Uncovering temperature-induced changes in bandgap and electronic heterogeneity in transition metal oxides through optical absorption spectroscopy: A review

The progress made in transition metal oxides has resulted in the identification of numerous potential applications in nanoelectronics, photonics, sensing, energy storage, and optoelectronics. Optical absorption spectroscopy is an invaluable technique for examining the changes in bandgap as a function of temperature and evaluating the degree of disorder in transition metal oxides. In this review, experimental data obtained in our previous investigation is taken as a reference and systematically explained from other literature. Variations of temperature were studied to understand the optical properties, including the band gap (E_g), Urbach focus (E₀), and Urbach energy (E_U).
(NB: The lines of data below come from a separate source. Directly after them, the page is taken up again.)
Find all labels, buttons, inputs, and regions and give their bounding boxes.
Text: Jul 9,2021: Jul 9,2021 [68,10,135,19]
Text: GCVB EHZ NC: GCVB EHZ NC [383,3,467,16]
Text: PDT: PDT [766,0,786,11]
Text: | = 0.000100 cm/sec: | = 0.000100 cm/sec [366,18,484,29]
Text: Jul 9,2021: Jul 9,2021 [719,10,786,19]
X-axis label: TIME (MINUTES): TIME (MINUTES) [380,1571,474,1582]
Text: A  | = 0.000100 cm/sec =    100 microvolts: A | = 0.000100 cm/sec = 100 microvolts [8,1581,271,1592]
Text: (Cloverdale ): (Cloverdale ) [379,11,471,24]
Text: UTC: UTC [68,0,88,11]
It has been noted that an increase in temperature causes a reduction in the energy band gap (E_g) and leads to a significant anomaly around the transition point (T_P). Moreover, close to T_P, E_u exhibits metastability, suggesting that its value at temperature T is not constant but varies over time (t). To assess the potential influence of intergranular strain on the Barium Titanate (BaTiO₃), a study that investigates the variation of temperature behaviour in the case of both pellet and powder samples using Raman and optical techniques. This approach aids in the identification of structural and thermal disorders in transition metal oxides, thereby enhancing our understanding of the crucial role played by intergranular strain at the grain boundaries. The temporal variation of E_U, which also exhibits the impact on the observed metastability, may be accurately described by the stretched exponential function using the density of states. First-principles calculations were used to comprehend the observed alteration in the Energy gap (E_g) and Urbach Energy (E_U) caused by the structural and thermal changes. This review suggests that optical investigations can serve as a highly responsive method for detecting disorder or heterogeneity within the oxide samples.